We could introduce two new CRDs: `TracingPolicyTemplate` and `TracingPolicyBinding`.

#### `TracingPolicyTemplate`

A `TracingPolicyTemplate` specifies variables which can be populated at runtime, rather than being hardcoded at load time. Selectors within the policy reference these variables by name.

```yaml
apiVersion: cilium.io/v1alpha1
kind: TracingPolicyTemplate
metadata:
name: "block-process-template"
spec:
variables:
- name: "targetExecPaths"
type: "linux_binprm" # this could be used for extra validation but it's probably not strictly necessary
kprobes:
- call: "security_bprm_creds_for_exec"
syscall: false
args:
- index: 0
type: "linux_binprm"
selectors:
- matchArgs:
- index: 0
operator: "Equal"
valuesFromVariable: "targetExecPaths"
```

#### `TracingPolicyBinding`

A `TracingPolicyBinding` associates a `TracingPolicyTemplate` with concrete values for its variables and a workload selector.

```yaml
apiVersion: cilium.io/v1alpha1
kind: TracingPolicyBinding
metadata:
# <template>-<bindingName>
name: "block-process-template-values-1"
spec:
templateRef:
name: "block-process-template"
overrideAllowed: false
overridePriority: 0
# Same selectors used today in TracingPolicy with no constraints
podSelector:
matchLabels:
app: "my-app-1"
containerSelector:
matchExpressions:
- key: name
operator: In
values:
- main
bindings:
- name: "targetExecPaths"
values:
- "/usr/bin/true"
- "/usr/bin/ls"
```

if at least one of the binding involved in the conflict has `overrideAllowed` set to `false`, Tetragon should rollback all bindings involved and log an error. In case of `overrideAllowed` set to `false`, `overridePriority` is ignored.

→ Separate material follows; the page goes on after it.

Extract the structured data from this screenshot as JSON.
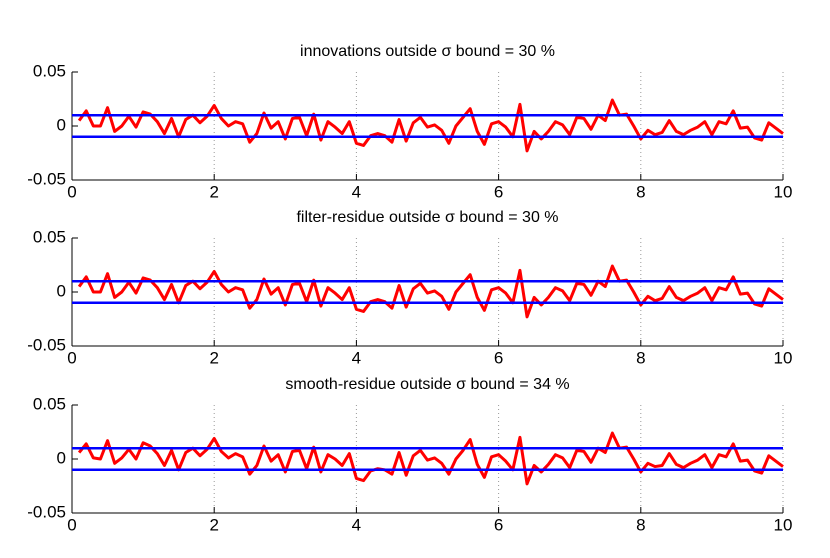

If `overrideAllowed` is set to `true`, Tetragon should use `overridePriority` to determine which binding takes precedence.

**Pros**:

- freedom to use arbitrary selectors for each binding.
- no requirements for the user to add labels or other identifiers to workloads to ensure exclusivity.

**Cons**:

- users need to be aware of potential overlapping bindings for the same template and handle conflicts accordingly.

### Option 2: Template + Binding (mutually exclusive selectors)

Similar to Option 1, but we require that workload selectors in bindings for the same template are mutually exclusive. This guarantees to users that there will be no overlapping bindings for the same template, but at the cost of flexibility.

The template resource is identical to Option 1, while the binding resource slightly changes:

```yaml
apiVersion: cilium.io/v1alpha1
kind: TracingPolicyBinding
metadata:
# <template>-<bindingName>
name: "block-process-template-values-1"
spec:
templateRef:
name: "block-process-template"
bindings:
- name: "targetExecPaths"
values:
- "/usr/bin/true"
- "/usr/bin/ls"
```

No selectors are specified in the binding. Instead, users must ensure that pods are labeled in the correct way in order to match the intended binding. To match the above binding, users must label their pods with `tetragon-block-process-template=values-1` (`tetragon-<template>=<bindingName>`).

**Pros**:

- mutually exclusive selectors by design, no risk of accidental overlapping bindings.

**Cons**:

- require users to label workloads appropriately to ensure exclusivity.
- no override allowed, this could be a limitation for some use cases, in which users may want to override a global binding with a more specific one.
- doesn't allow to specify different values for different containers within the same pod.